If the latest reports are to be believed, it certainly appears that the NBA is inching ever-so-slowly toward a return to action. There’s been plenty of discussion in recent weeks about how this might work logistically, given the safety protocols that would have to be implemented as the global COVID-19 pandemic continues to spread.

Last week, the league announced that teams residing in markets that have loosened their social distancing restrictions could resume skeleton-crew workouts at their practice facilities, but that was met with a tepid response, in no small part because so many players have traveled out of market to be with their families during the crisis and are reluctant to return until there is a more definitive plan to resume play.

The idea of a so-called “bubble” location has taken hold, with Walt Disney World in Orlando emerging as the clear front-runner to host the games, which various reports have indicated could include an abbreviated 70-game finish to the regular season, followed by the playoffs.

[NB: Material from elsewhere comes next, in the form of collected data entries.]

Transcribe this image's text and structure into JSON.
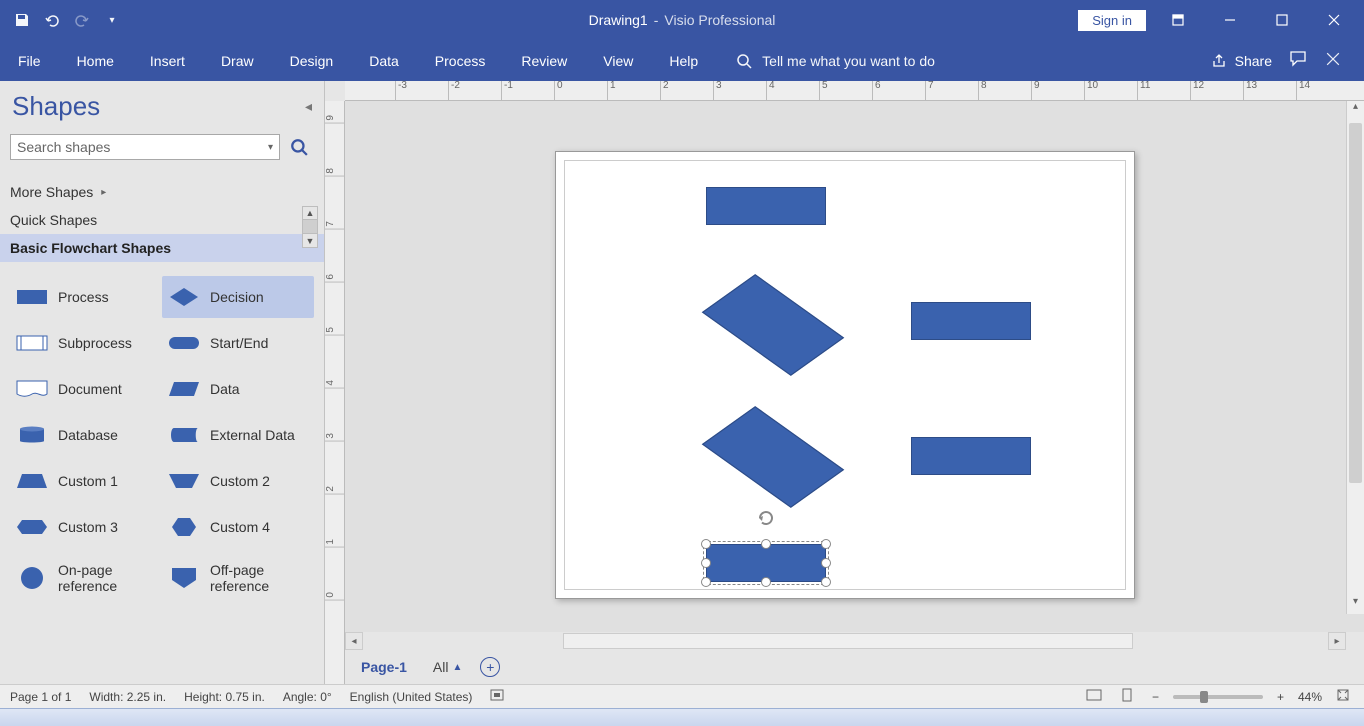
{
  "title": {
    "doc": "Drawing1",
    "sep": "-",
    "app": "Visio Professional"
  },
  "signin": "Sign in",
  "ribbon": {
    "tabs": [
      "File",
      "Home",
      "Insert",
      "Draw",
      "Design",
      "Data",
      "Process",
      "Review",
      "View",
      "Help"
    ],
    "tellme": "Tell me what you want to do",
    "share": "Share"
  },
  "shapes_pane": {
    "title": "Shapes",
    "search_placeholder": "Search shapes",
    "more": "More Shapes",
    "quick": "Quick Shapes",
    "active_stencil": "Basic Flowchart Shapes",
    "items": [
      {
        "label": "Process",
        "type": "rect"
      },
      {
        "label": "Decision",
        "type": "diamond"
      },
      {
        "label": "Subprocess",
        "type": "subproc"
      },
      {
        "label": "Start/End",
        "type": "pill"
      },
      {
        "label": "Document",
        "type": "doc"
      },
      {
        "label": "Data",
        "type": "para"
      },
      {
        "label": "Database",
        "type": "db"
      },
      {
        "label": "External Data",
        "type": "cyl"
      },
      {
        "label": "Custom 1",
        "type": "trap1"
      },
      {
        "label": "Custom 2",
        "type": "trap2"
      },
      {
        "label": "Custom 3",
        "type": "hex1"
      },
      {
        "label": "Custom 4",
        "type": "hex2"
      },
      {
        "label": "On-page reference",
        "type": "circle"
      },
      {
        "label": "Off-page reference",
        "type": "offpage"
      }
    ]
  },
  "ruler_h": [
    "-3",
    "-2",
    "-1",
    "0",
    "1",
    "2",
    "3",
    "4",
    "5",
    "6",
    "7",
    "8",
    "9",
    "10",
    "11",
    "12",
    "13",
    "14"
  ],
  "ruler_v": [
    "9",
    "8",
    "7",
    "6",
    "5",
    "4",
    "3",
    "2",
    "1",
    "0"
  ],
  "page_tabs": {
    "active": "Page-1",
    "all": "All"
  },
  "status": {
    "page": "Page 1 of 1",
    "width": "Width: 2.25 in.",
    "height": "Height: 0.75 in.",
    "angle": "Angle: 0°",
    "lang": "English (United States)",
    "zoom": "44%"
  },
  "colors": {
    "accent": "#3955a3",
    "shape": "#3a62ae"
  }
}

In order for that to happen, players and team personnel would potentially have to undergo 14-day quarantines, and there is reportedly some consensus among them that they’d prefer to simply travel straight to the bubble location rather than return to their home cities and have to quarantine twice. Via Adrian Wojnarowski of ESPN:

Teams want to avoid having to quarantine significant portions of their rosters twice — once upon returning to more restrictive markets, and again, at the bubble site.

In anticipation of the league’s expectation of restarting the season, the NBA has told those teams that it plans to work with them on solutions that possibly include redirecting some teams directly to campus/bubble sites instead of team facilities to hold training camps, sources said.

For example, here’s what Raptors All-Star guard Kyle Lowry wants to avoid: He has been working out in Philadelphia and could have to return to Toronto and quarantine for two weeks — without a guarantee that Canadian regulations would let him use the team’s facility during that period of time. Conditioning gains he had made could be dulled — just as Lowry and others are looking to accelerate preparation.

An additional report on Friday indicated that the travel squad for each NBA team would be reduced to a maximum of 35 people in all, whereas teams regularly travel with more than 50 people. Regardless, an NBA return is starting to look more promising as the league continues to hammer out all of the details on what will be mammoth undertaking to safely resume play.